UNDP trains residents of mahallas on effective disaster responses

November 27, 2023
Photo: UNDP Uzbekistan

“Our mahalla is located in the foothills of Chatkal Range on the border with Kyrgyzstan and is separated by the Chust channel (known as Khitoy-sai among locals). Melting of snow from these mountains or heavy rains cause overflows and mudflows,” says Inobat Rakhimova, a 60-year-old resident of the Obodon mahalla in the Kasansay district of the Namangan region, pointing at the mountains in front of us. “In the time of our grandparents, mudflows were so strong that they demolished buildings and left people without homes and means of survival.”

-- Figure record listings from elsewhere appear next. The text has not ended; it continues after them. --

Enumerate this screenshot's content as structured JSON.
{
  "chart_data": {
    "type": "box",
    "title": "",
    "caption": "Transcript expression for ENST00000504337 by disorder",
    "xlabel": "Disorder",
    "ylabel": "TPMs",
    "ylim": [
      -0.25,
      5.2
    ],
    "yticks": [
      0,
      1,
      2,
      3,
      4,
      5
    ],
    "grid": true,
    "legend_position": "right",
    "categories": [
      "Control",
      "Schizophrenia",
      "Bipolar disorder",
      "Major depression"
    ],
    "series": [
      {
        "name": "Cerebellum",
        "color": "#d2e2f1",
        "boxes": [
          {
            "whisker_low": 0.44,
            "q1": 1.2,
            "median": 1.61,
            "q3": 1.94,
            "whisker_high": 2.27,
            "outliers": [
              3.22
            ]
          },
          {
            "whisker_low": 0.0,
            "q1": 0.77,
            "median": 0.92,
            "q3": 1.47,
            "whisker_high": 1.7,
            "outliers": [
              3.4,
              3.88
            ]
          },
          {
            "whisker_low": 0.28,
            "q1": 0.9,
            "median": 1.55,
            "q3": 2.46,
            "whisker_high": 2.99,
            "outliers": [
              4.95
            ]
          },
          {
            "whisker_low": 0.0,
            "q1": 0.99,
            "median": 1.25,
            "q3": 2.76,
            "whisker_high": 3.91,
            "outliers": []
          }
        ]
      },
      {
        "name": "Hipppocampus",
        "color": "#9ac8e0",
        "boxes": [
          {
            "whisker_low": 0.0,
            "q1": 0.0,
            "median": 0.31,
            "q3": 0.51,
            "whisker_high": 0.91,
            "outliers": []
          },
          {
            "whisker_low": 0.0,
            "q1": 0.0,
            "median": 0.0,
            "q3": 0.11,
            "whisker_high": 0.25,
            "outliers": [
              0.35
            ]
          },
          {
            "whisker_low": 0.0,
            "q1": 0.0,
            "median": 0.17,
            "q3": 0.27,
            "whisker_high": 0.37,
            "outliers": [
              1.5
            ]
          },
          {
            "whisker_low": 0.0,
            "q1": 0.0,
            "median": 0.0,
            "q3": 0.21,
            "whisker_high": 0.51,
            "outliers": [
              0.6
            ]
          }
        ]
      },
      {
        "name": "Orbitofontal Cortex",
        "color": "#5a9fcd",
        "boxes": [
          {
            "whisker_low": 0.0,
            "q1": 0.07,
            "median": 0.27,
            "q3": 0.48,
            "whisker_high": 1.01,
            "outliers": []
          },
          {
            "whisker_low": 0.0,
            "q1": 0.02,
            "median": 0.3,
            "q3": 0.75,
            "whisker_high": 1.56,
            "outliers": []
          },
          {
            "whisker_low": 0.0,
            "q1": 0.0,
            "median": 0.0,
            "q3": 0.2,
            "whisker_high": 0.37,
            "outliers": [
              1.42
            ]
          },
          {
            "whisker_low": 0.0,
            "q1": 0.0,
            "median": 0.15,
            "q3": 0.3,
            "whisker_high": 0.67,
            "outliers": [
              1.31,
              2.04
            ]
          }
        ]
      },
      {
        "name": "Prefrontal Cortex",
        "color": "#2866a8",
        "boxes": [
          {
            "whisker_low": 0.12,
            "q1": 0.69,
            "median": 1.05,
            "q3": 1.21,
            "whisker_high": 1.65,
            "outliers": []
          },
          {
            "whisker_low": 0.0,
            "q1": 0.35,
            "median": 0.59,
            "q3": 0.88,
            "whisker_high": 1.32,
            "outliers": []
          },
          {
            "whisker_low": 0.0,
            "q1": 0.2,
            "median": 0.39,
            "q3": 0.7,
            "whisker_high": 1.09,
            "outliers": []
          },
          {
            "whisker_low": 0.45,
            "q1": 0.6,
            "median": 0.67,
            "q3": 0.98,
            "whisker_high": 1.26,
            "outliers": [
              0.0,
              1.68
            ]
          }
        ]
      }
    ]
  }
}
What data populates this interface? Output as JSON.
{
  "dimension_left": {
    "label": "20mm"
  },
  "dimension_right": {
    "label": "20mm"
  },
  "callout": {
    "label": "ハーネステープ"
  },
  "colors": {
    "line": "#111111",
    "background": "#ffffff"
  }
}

Together with her seven-year-old granddaughter, Inobat Rakhimova participated in simulation exercises organized by the UNDP and Ministry of Emergency Situations project, financed by the Green Climate Fund, in collaboration with the Red Crescent Society in Uzbekistan.

Photo: UNDP Uzbekistan

During the evacuation drill, 350 residents of the mahalla, including women, children and the elderly, as well as service employees and medical workers, have improved their skills in responding to mudflows and possible consequences, such as the rubble of houses, a fire in the territory of a destroyed building due to gas leaks. According to the scenario, the process of organizing the evacuation of residents to tent camps, providing medical care and temporary accommodation for residents of the mahalla has beenworked out. Upon completion, the results were summed up and areas requiring improvement were analyzed.

As a follow up, residents and specialists of this mahalla, as well as six other mahallas in Tashkent, Samarkand, Syrdarya, Kashkadarya, Jizzakh and Fergana regions will be participating in the training workshops. Residents will learn more about disasters caused by climate change, draw up simple risk maps of their community and plan activities that will help them reduce disaster risks.

In Uzbekistan, 26% of the population faces potential risks of mudflows and landslides that occur in mountainous and foothill areas. UNDP, together with the Ministry of Emergency Situations and Uzhydromet, is working to establish a Multi-Hazard Early Warning System. In the face of increasing climate risks, this system will serve to enhance the climate resilience of the people of Uzbekistan, including the most vulnerable and poor rural communities living in mountainous areas currently at risk from climate-induced hazards.

Photo: UNDP Uzbekistan

The project “Enhancing Multi-Hazard Early Warning System to increase resilience of Uzbekistan communities to climate change-induced hazards” is a joint effort of UNDP, the Ministry of Emergency Situations, Uzhydromet, funded by the Green Climate Fund. The project is designed to ensure modernization of the country’s early warning system into an impact-based MHEWS with the focus on floods, mudflows, landslides, avalanches and hydrological drought in the more populous and economically important eastern mountainous regions of Ferghana Valley.